May 4, 2026
The Honorable Scott Kupor
Director
U.S. Office of Personnel Management
1900 E Street, NW
Washington, DC 20415
RE: Reduction in Force
Docket No. OPM-2025-0107
Director Kupor:
On behalf of the Transportation Trades Department, AFL-CIO (TTD), I am pleased to respond to the Office of Personnel Management’s (OPM) notice regarding its proposal to revise its regulations governing appeals of reduction-in-force (RIF) actions. As America’s largest transportation labor federation whose members represent workers in all modes of transportation, including several who represent federal workers at the Federal Aviation Administration, Federal Railroad Administration, and Transportation Security Administration, TTD has a vested interest in this proposed rulemaking. Additionally, we endorse the comments of our affiliate, the American Federation of Government Employees (AFGE). For the reasons enumerated below, we oppose this rulemaking and respectfully request that the OPM take these and the comments of our affiliates into due and serious consideration.
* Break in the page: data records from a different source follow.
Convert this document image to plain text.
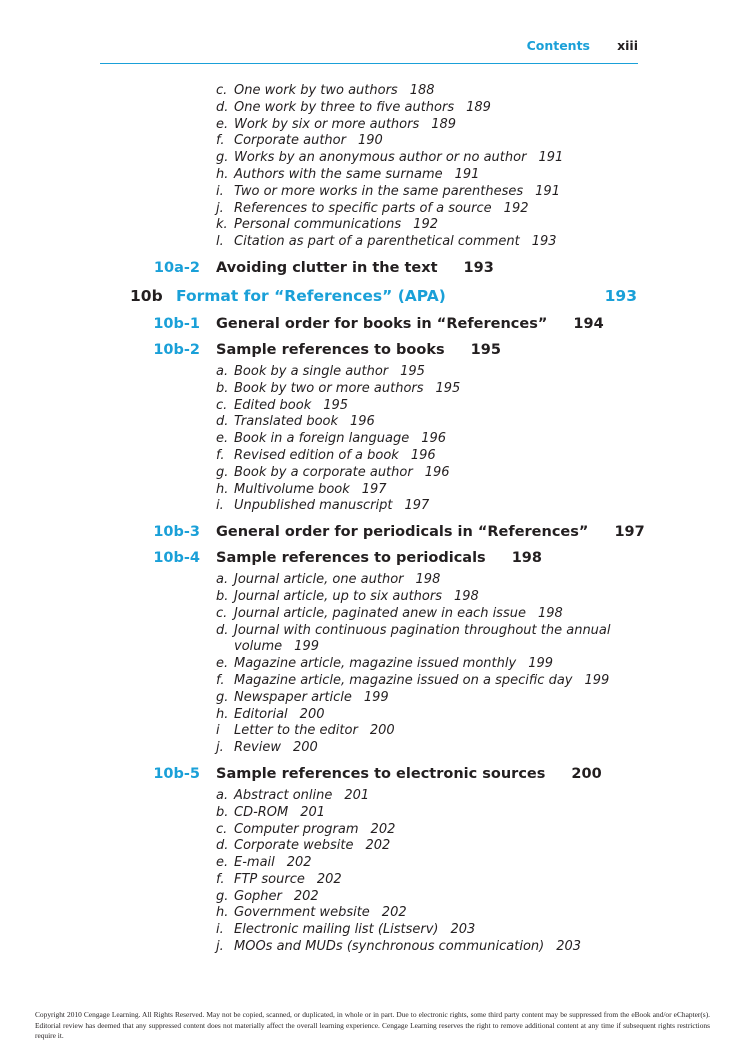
Contents xiii
c. One work by two authors 188
d. One work by three to five authors 189
e. Work by six or more authors 189
f. Corporate author 190
g. Works by an anonymous author or no author 191
h. Authors with the same surname 191
i. Two or more works in the same parentheses 191
j. References to specific parts of a source 192
k. Personal communications 192
l. Citation as part of a parenthetical comment 193
10a-2 Avoiding clutter in the text 193
10b Format for “References” (APA)	193
10b-1 General order for books in “References” 194
10b-2 Sample references to books 195
a. Book by a single author 195
b. Book by two or more authors 195
c. Edited book 195
d. Translated book 196
e. Book in a foreign language 196
f. Revised edition of a book 196
g. Book by a corporate author 196
h. Multivolume book 197
i. Unpublished manuscript 197
10b-3 General order for periodicals in “References” 197
10b-4 Sample references to periodicals 198
a. Journal article, one author 198
b. Journal article, up to six authors 198
c. Journal article, paginated anew in each issue 198
d. Journal with continuous pagination throughout the annual
volume 199
e. Magazine article, magazine issued monthly 199
f. Magazine article, magazine issued on a specific day 199
g. Newspaper article 199
h. Editorial 200
i Letter to the editor 200
j. Review 200
10b-5 Sample references to electronic sources 200
a. Abstract online 201
b. CD-ROM 201
c. Computer program 202
d. Corporate website 202
e. E-mail 202
f. FTP source 202
g. Gopher 202
h. Government website 202
i. Electronic mailing list (Listserv) 203
j. MOOs and MUDs (synchronous communication) 203
Copyright 2010 Cengage Learning. All Rights Reserved. May not be copied, scanned, or duplicated, in whole or in part. Due to electronic rights, some third party content may be suppressed from the eBook and/or eChapter(s). Editorial review has deemed that any suppressed content does not materially affect the overall learning experience. Cengage Learning reserves the right to remove additional content at any time if subsequent rights restrictions require it.
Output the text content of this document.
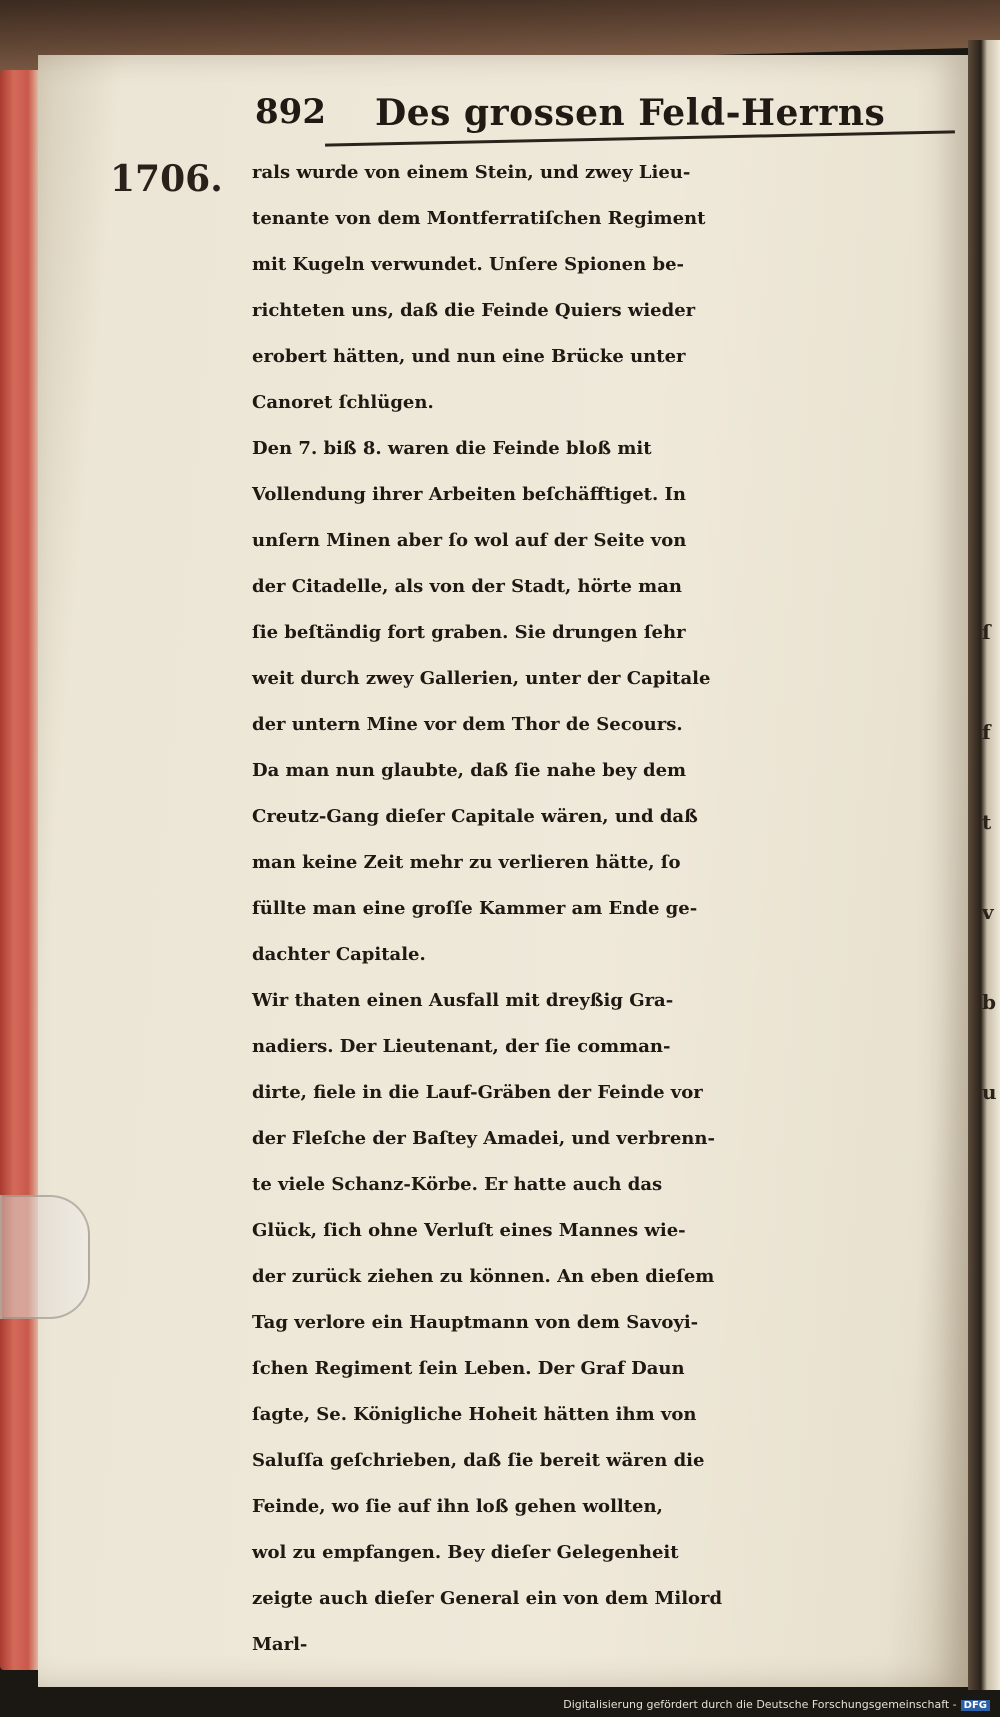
ſ
f
t
v
b
u
892 Des grossen Feld-Herrns
1706. rals wurde von einem Stein, und zwey Lieu-
tenante von dem Montferratiſchen Regiment
mit Kugeln verwundet. Unſere Spionen be-
richteten uns, daß die Feinde Quiers wieder
erobert hätten, und nun eine Brücke unter
Canoret ſchlügen.
Den 7. biß 8. waren die Feinde bloß mit
Vollendung ihrer Arbeiten beſchäfftiget. In
unſern Minen aber ſo wol auf der Seite von
der Citadelle, als von der Stadt, hörte man
ſie beſtändig fort graben. Sie drungen ſehr
weit durch zwey Gallerien, unter der Capitale
der untern Mine vor dem Thor de Secours.
Da man nun glaubte, daß ſie nahe bey dem
Creutz-Gang dieſer Capitale wären, und daß
man keine Zeit mehr zu verlieren hätte, ſo
füllte man eine groſſe Kammer am Ende ge-
dachter Capitale.
Wir thaten einen Ausfall mit dreyßig Gra-
nadiers. Der Lieutenant, der ſie comman-
dirte, fiele in die Lauf-Gräben der Feinde vor
der Fleſche der Baſtey Amadei, und verbrenn-
te viele Schanz-Körbe. Er hatte auch das
Glück, ſich ohne Verluſt eines Mannes wie-
der zurück ziehen zu können. An eben dieſem
Tag verlore ein Hauptmann von dem Savoyi-
ſchen Regiment ſein Leben. Der Graf Daun
ſagte, Se. Königliche Hoheit hätten ihm von
Saluſſa geſchrieben, daß ſie bereit wären die
Feinde, wo ſie auf ihn loß gehen wollten,
wol zu empfangen. Bey dieſer Gelegenheit
zeigte auch dieſer General ein von dem Milord
Marl-
Digitalisierung gefördert durch die Deutsche Forschungsgemeinschaft - DFG
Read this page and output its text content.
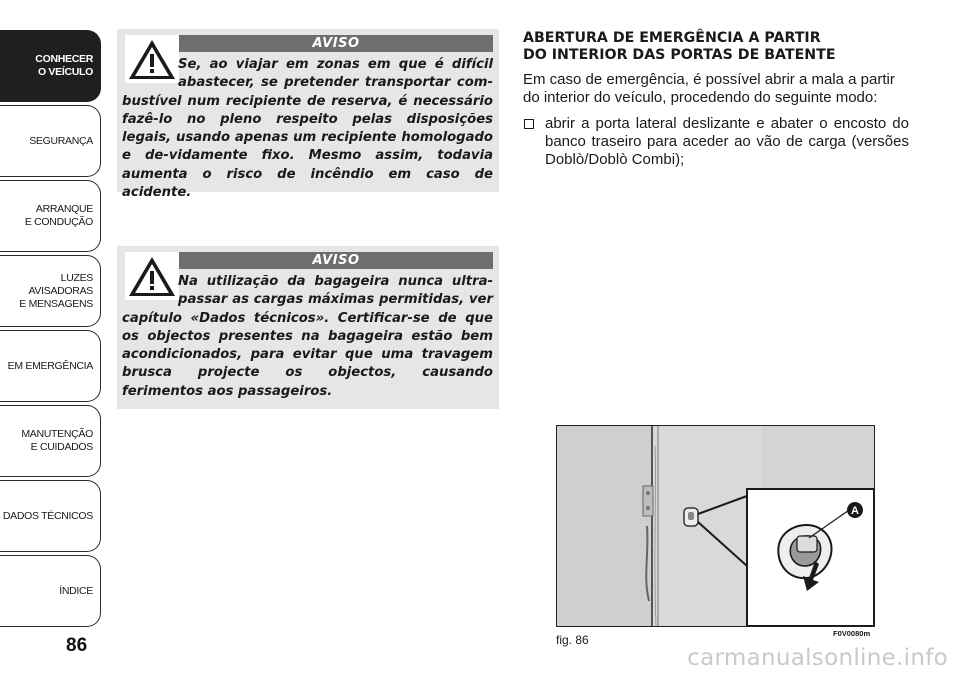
CONHECER
O VEÍCULO
SEGURANÇA
ARRANQUE
E CONDUÇÃO
LUZES AVISADORAS
E MENSAGENS
EM EMERGÊNCIA
MANUTENÇÃO
E CUIDADOS
DADOS TÉCNICOS
ÍNDICE
86
AVISO
Se, ao viajar em zonas em que é difícil abastecer, se pretender transportar com-bustível num recipiente de reserva, é necessário fazê-lo no pleno respeito pelas disposições legais, usando apenas um recipiente homologado e de-vidamente fixo. Mesmo assim, todavia aumenta o risco de incêndio em caso de acidente.
AVISO
Na utilização da bagageira nunca ultra-passar as cargas máximas permitidas, ver capítulo «Dados técnicos». Certificar-se de que os objectos presentes na bagageira estão bem acondicionados, para evitar que uma travagem brusca projecte os objectos, causando ferimentos aos passageiros.
ABERTURA DE EMERGÊNCIA A PARTIR
DO INTERIOR DAS PORTAS DE BATENTE
Em caso de emergência, é possível abrir a mala a partir do interior do veículo, procedendo do seguinte modo:
abrir a porta lateral deslizante e abater o encosto do banco traseiro para aceder ao vão de carga (versões Doblò/Doblò Combi);
A
fig. 86	F0V0080m
carmanualsonline.info
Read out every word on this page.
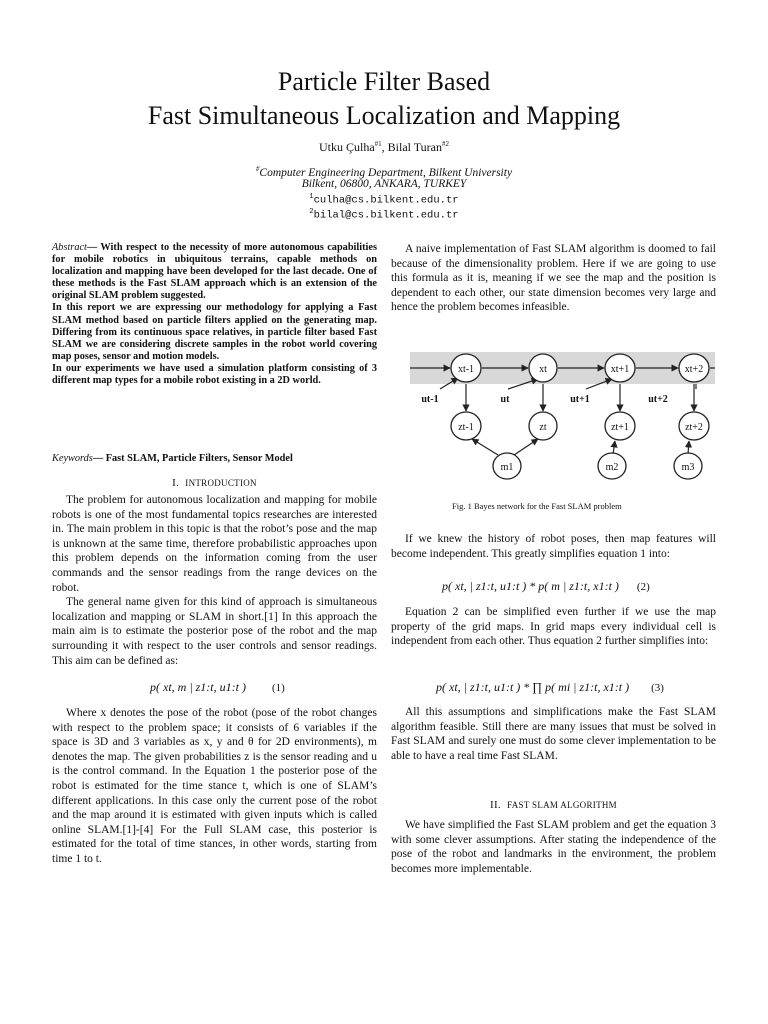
Particle Filter Based
Fast Simultaneous Localization and Mapping
Utku Çulha$^{\#1}$, Bilal Turan$^{\#2}$
#Computer Engineering Department, Bilkent University
Bilkent, 06800, ANKARA, TURKEY
$^1$culha@cs.bilkent.edu.tr
$^2$bilal@cs.bilkent.edu.tr

Abstract— With respect to the necessity of more autonomous capabilities for mobile robotics in ubiquitous terrains, capable methods on localization and mapping have been developed for the last decade. One of these methods is the Fast SLAM approach which is an extension of the original SLAM problem suggested.

In this report we are expressing our methodology for applying a Fast SLAM method based on particle filters applied on the generating map. Differing from its continuous space relatives, in particle filter based Fast SLAM we are considering discrete samples in the robot world covering map poses, sensor and motion models.

In our experiments we have used a simulation platform consisting of 3 different map types for a mobile robot existing in a 2D world.

Keywords— Fast SLAM, Particle Filters, Sensor Model
I. INTRODUCTION

The problem for autonomous localization and mapping for mobile robots is one of the most fundamental topics researches are interested in. The main problem in this topic is that the robot’s pose and the map is unknown at the same time, therefore probabilistic approaches upon this problem depends on the information coming from the user commands and the sensor readings from the range devices on the robot.

The general name given for this kind of approach is simultaneous localization and mapping or SLAM in short.[1] In this approach the main aim is to estimate the posterior pose of the robot and the map surrounding it with respect to the user controls and sensor readings. This aim can be defined as:

p( xt, m | z1:t, u1:t ) (1)

Where x denotes the pose of the robot (pose of the robot changes with respect to the problem space; it consists of 6 variables if the space is 3D and 3 variables as x, y and θ for 2D environments), m denotes the map. The given probabilities z is the sensor reading and u is the control command. In the Equation 1 the posterior pose of the robot is estimated for the time stance t, which is one of SLAM’s different applications. In this case only the current pose of the robot and the map around it is estimated with given inputs which is called online SLAM.[1]-[4] For the Full SLAM case, this posterior is estimated for the total of time stances, in other words, starting from time 1 to t.

A naive implementation of Fast SLAM algorithm is doomed to fail because of the dimensionality problem. Here if we are going to use this formula as it is, meaning if we see the map and the position is dependent to each other, our state dimension becomes very large and hence the problem becomes infeasible.

xt-1	xt	xt+1	xt+2
ut-1	ut	ut+1	ut+2
zt-1	zt	zt+1	zt+2
m1	m2	m3
Fig. 1 Bayes network for the Fast SLAM problem

If we knew the history of robot poses, then map features will become independent. This greatly simplifies equation 1 into:

p( xt, | z1:t, u1:t ) * p( m | z1:t, x1:t ) (2)

Equation 2 can be simplified even further if we use the map property of the grid maps. In grid maps every individual cell is independent from each other. Thus equation 2 further simplifies into:

p( xt, | z1:t, u1:t ) * ∏ p( mi | z1:t, x1:t ) (3)

All this assumptions and simplifications make the Fast SLAM algorithm feasible. Still there are many issues that must be solved in Fast SLAM and surely one must do some clever implementation to be able to have a real time Fast SLAM.

II. FAST SLAM ALGORITHM

We have simplified the Fast SLAM problem and get the equation 3 with some clever assumptions. After stating the independence of the pose of the robot and landmarks in the environment, the problem becomes more implementable.
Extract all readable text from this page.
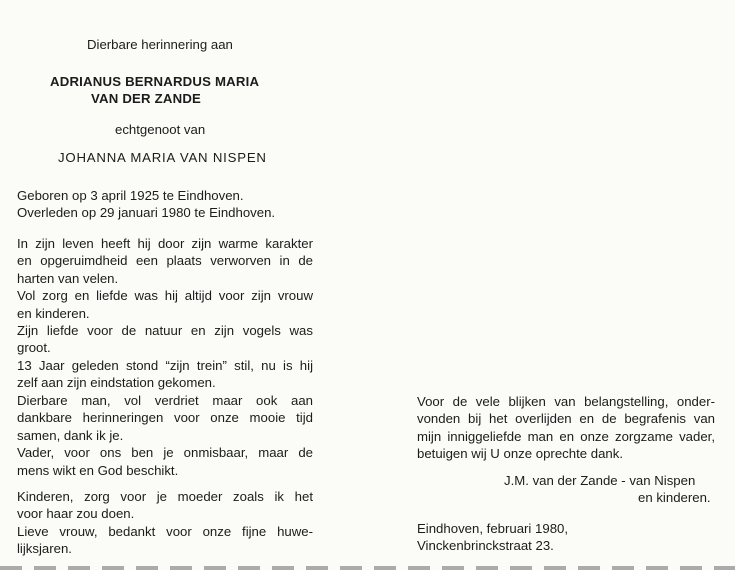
Dierbare herinnering aan
ADRIANUS BERNARDUS MARIA
VAN DER ZANDE
echtgenoot van
JOHANNA MARIA VAN NISPEN
Geboren op 3 april 1925 te Eindhoven.
Overleden op 29 januari 1980 te Eindhoven.
In zijn leven heeft hij door zijn warme karakter
en opgeruimdheid een plaats verworven in de
harten van velen.
Vol zorg en liefde was hij altijd voor zijn vrouw
en kinderen.
Zijn liefde voor de natuur en zijn vogels was
groot.
13 Jaar geleden stond “zijn trein” stil, nu is hij
zelf aan zijn eindstation gekomen.
Dierbare man, vol verdriet maar ook aan
dankbare herinneringen voor onze mooie tijd
samen, dank ik je.
Vader, voor ons ben je onmisbaar, maar de
mens wikt en God beschikt.
Kinderen, zorg voor je moeder zoals ik het
voor haar zou doen.
Lieve vrouw, bedankt voor onze fijne huwe-
lijksjaren.
Voor de vele blijken van belangstelling, onder-
vonden bij het overlijden en de begrafenis van
mijn inniggeliefde man en onze zorgzame vader,
betuigen wij U onze oprechte dank.
J.M. van der Zande - van Nispen
en kinderen.
Eindhoven, februari 1980,
Vinckenbrinckstraat 23.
This proposed rule would prioritize performance over tenure and length of service when determining which employees will be retained in a RIF action and modify the types of employees who are excluded from RIF competition. The OPM also proposes to revise its regulations regarding the reemployment priority list (RPL), career transition assistance program (CTAP), the interagency career transition assistance program (ICTAP), transfers of function, and furloughs.
Broad Civil Service Reforms
TTD strongly opposes the OPM’s proposed shift away from seniority to performance-based metrics when determining employees that will be released as a result of a RIF action. We cannot ignore the additional civil service reforms proposed by the OPM in recent months that when taken together would facilitate mass layoffs and pave the way for a partisan civil service. These preceding proposals, if finalized, would strip away independent review of RIFs and institute a forced performance ratings system.
Performance Evaluations
Performance evaluations can vary significantly across agencies and individual supervisors. Without a uniform and validated evaluation system, employees may be subject to inconsistent standards, favoritism, and/or retaliation. As a result, job security may ultimately depend on discretion of supervisors and agency culture, rather than actual job performance.
The proposed rule in this docket then relies upon performance ratings as the primary factor when determining which employees remain in their positions following a RIF action. Therefore, employing federal agencies control both who receives high ratings and who gets laid off, enabling politically motivated separations. We must highlight that this violates the prohibited personnel practices under 5 U.S.C. § 2302(b) and the merit system principles of 5 U.S.C. § 2301(b)(1).
Collective Bargaining
In addition to complications arising from the performance ratings system, this proposed rule may negatively impact collective bargaining rights for federal employees. Many federal agencies operate under negotiated collective bargaining agreements (CBAs) that include seniority protections in RIF procedures. A rule change that overrides these agreements may improperly interfere with collective bargaining rights and expose agencies to legal challenges through the Merit Systems Protection Board (MSPB), Federal Labor Relations Act (FLRA), or other administrative processes.
Conclusion
For more than a century, the civil service in the United States has been nonpartisan. The dedicated civil servants that report to work every day to deliver for the American people deserve such a system. The OPM will significantly undermine existing merit system protections if this and other proposed reforms move forward. As such, we urge the agency to suspend this rulemaking procedure.
We appreciate the opportunity to comment on this proposal and look forward to working with the OPM in the future.